Tribunpandawa.id, CIMAHI – Ratusan buruh yang tergabung dalam Aliansi Serikat Pekerja/Serikat Buruh Kota Cimahi menggelar aksi unjuk rasa di Kantor Pelayanan Pajak (KPP) Pratama Cimahi dan Kantor Cabang BPJS Ketenagakerjaan Kota Cimahi. Aksi tersebut menjadi bentuk penolakan terhadap penerapan tarif pajak progresif atas manfaat Jaminan Hari Tua (JHT), uang pesangon, serta hak-hak finansial pekerja yang diterima setelah berakhirnya hubungan kerja.
Aksi damai dipimpin langsung oleh Koordinator Aliansi, Asep Djamaludin, S.H., dengan melibatkan berbagai organisasi buruh di Kota Cimahi, di antaranya SBSI '92, SPN, KSPSI, FSPMI, KASBI, dan GOBSI.

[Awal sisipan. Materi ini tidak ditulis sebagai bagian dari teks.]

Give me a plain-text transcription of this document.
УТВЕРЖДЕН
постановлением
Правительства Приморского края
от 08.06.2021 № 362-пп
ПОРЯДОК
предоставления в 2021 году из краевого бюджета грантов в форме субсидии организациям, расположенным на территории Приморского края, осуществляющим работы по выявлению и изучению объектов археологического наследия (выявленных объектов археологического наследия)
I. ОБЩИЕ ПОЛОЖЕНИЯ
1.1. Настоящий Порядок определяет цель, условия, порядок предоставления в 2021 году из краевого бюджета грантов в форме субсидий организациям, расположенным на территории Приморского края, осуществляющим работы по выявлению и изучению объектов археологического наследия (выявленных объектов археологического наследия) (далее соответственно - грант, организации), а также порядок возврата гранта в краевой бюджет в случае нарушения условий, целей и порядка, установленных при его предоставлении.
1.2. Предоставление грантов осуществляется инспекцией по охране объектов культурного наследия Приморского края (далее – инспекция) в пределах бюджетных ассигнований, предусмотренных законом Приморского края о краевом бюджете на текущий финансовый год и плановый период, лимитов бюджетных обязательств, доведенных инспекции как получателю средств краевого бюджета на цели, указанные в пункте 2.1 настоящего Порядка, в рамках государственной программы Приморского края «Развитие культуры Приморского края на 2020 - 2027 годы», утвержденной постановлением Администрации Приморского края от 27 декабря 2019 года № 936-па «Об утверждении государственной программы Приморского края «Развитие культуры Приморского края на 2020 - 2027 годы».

Massa secara bergantian menyampaikan aspirasi melalui orasi yang menyoroti dampak kebijakan perpajakan terhadap kesejahteraan pekerja.
Dalam orasinya, Asep Djamaludin menilai bahwa pengenaan pajak progresif terhadap JHT dan pesangon bertentangan dengan semangat perlindungan sosial bagi pekerja.
Menurutnya, dana JHT dan pesangon bukanlah bentuk keuntungan ataupun tambahan penghasilan, melainkan hasil tabungan dan kompensasi yang menjadi penyangga kehidupan ketika pekerja kehilangan pekerjaan atau memasuki masa pensiun.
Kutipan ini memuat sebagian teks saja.